Shah, P., Sheriff, M. Z., Bangi, M. S. F., Kravaris, C., Kwon, J. S. I., Botre, C., & Hirota, J. (2022). Deep neural network-based hybrid modeling and experimental validation for an industry-scale fermentation process: Identification of time-varying dependencies among parameters. Chemical Engineering Journal, 441, 135643.
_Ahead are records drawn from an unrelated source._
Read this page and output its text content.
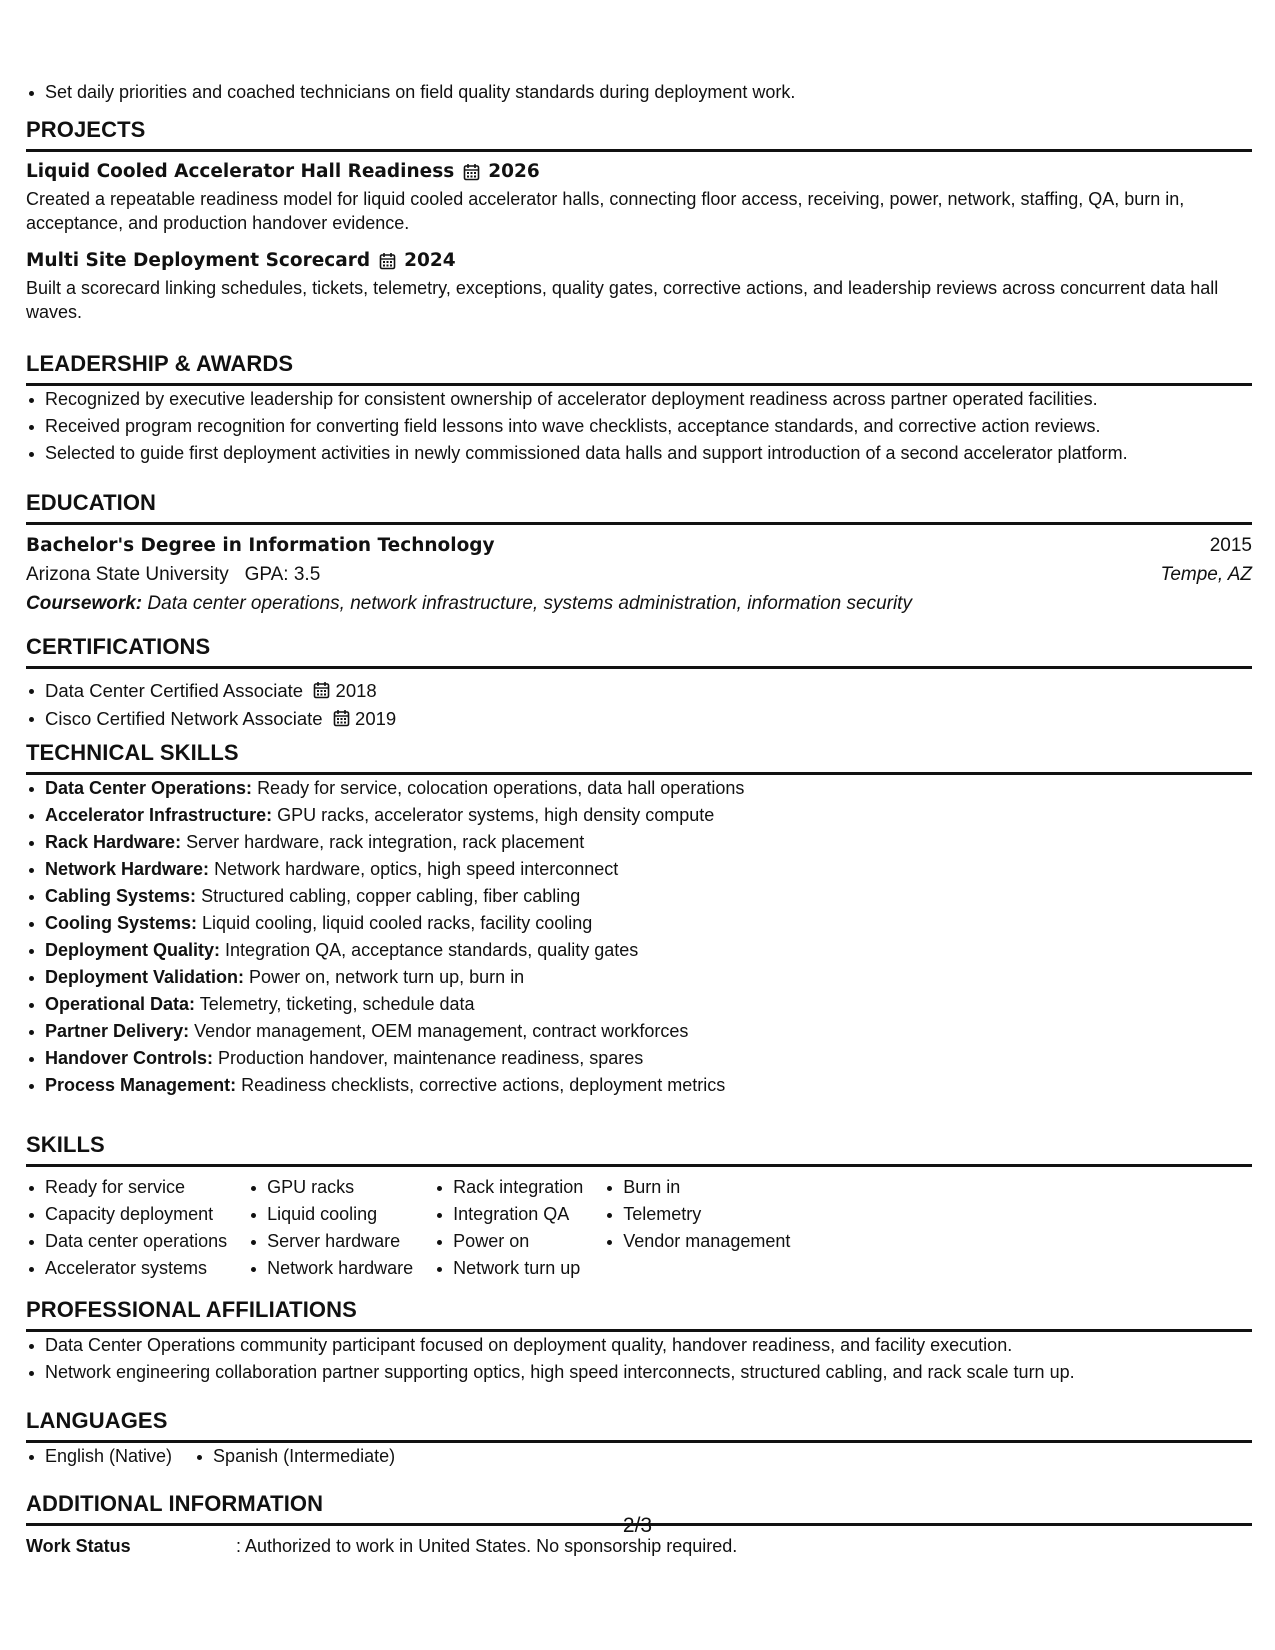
Set daily priorities and coached technicians on field quality standards during deployment work.
PROJECTS
Liquid Cooled Accelerator Hall Readiness 2026
Created a repeatable readiness model for liquid cooled accelerator halls, connecting floor access, receiving, power, network, staffing, QA, burn in, acceptance, and production handover evidence.
Multi Site Deployment Scorecard 2024
Built a scorecard linking schedules, tickets, telemetry, exceptions, quality gates, corrective actions, and leadership reviews across concurrent data hall waves.
LEADERSHIP & AWARDS
Recognized by executive leadership for consistent ownership of accelerator deployment readiness across partner operated facilities.
Received program recognition for converting field lessons into wave checklists, acceptance standards, and corrective action reviews.
Selected to guide first deployment activities in newly commissioned data halls and support introduction of a second accelerator platform.
EDUCATION
Bachelor's Degree in Information Technology	2015
Arizona State University GPA: 3.5	Tempe, AZ
Coursework: Data center operations, network infrastructure, systems administration, information security
CERTIFICATIONS
Data Center Certified Associate 2018
Cisco Certified Network Associate 2019
TECHNICAL SKILLS
Data Center Operations: Ready for service, colocation operations, data hall operations
Accelerator Infrastructure: GPU racks, accelerator systems, high density compute
Rack Hardware: Server hardware, rack integration, rack placement
Network Hardware: Network hardware, optics, high speed interconnect
Cabling Systems: Structured cabling, copper cabling, fiber cabling
Cooling Systems: Liquid cooling, liquid cooled racks, facility cooling
Deployment Quality: Integration QA, acceptance standards, quality gates
Deployment Validation: Power on, network turn up, burn in
Operational Data: Telemetry, ticketing, schedule data
Partner Delivery: Vendor management, OEM management, contract workforces
Handover Controls: Production handover, maintenance readiness, spares
Process Management: Readiness checklists, corrective actions, deployment metrics
SKILLS
Ready for service
Capacity deployment
Data center operations
Accelerator systems
GPU racks
Liquid cooling
Server hardware
Network hardware
Rack integration
Integration QA
Power on
Network turn up
Burn in
Telemetry
Vendor management
PROFESSIONAL AFFILIATIONS
Data Center Operations community participant focused on deployment quality, handover readiness, and facility execution.
Network engineering collaboration partner supporting optics, high speed interconnects, structured cabling, and rack scale turn up.
LANGUAGES
English (Native)	Spanish (Intermediate)
ADDITIONAL INFORMATION
Work Status	: Authorized to work in United States. No sponsorship required.
2/3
Our research group focuses on hybrid modeling, which combines physics-based models with data-driven techniques. While first-principles models capture process dynamics, they require significant resources and may struggle with complex mechanisms. Data-driven models are easy to construct but lack extrapolation and interpretability. We aim to develop efficient hybrid models that outperform machine learning-based models in terms of extrapolation and interpretation. Our approach involves using hybrid models to estimate unknown system dynamics in bio-fermentation. We develop first-principles models, conduct sensitivity analysis, and estimate time-varying parameters using neural networks. We have collaborated with multiple industrial partners and validated our models using data from lab-scale and industry-scale processes to ensure robustness. These hybrid models are integrated into a model predictive controller for optimal operation, enhancing productivity and cost efficiency while considering constraints. Our goal is to advance hybrid modeling, improve process understanding, and optimize chemical process operations through integration with state-of-the-art machine-learning approaches.

Literature:

Shah, M. Z. Sheriff, M. S. F. Bangi, C. Kravaris, J. S.-I. Kwon, C. Botre, and J. Hirota, “Deep neural network-based hybrid modeling and experimental validation for an industry-scale fermentation process: Identification of time-varying dependencies among parameters,” Chemical Engineering Journal, vol. 441, p. 135643, 2022.

Bangi, Mohammed Saad Faizan, and Joseph Sang-Il Kwon. “Deep hybrid modeling of a chemical process: Application to hydraulic fracturing.” Computers & Chemical Engineering 134 (2020): 106696.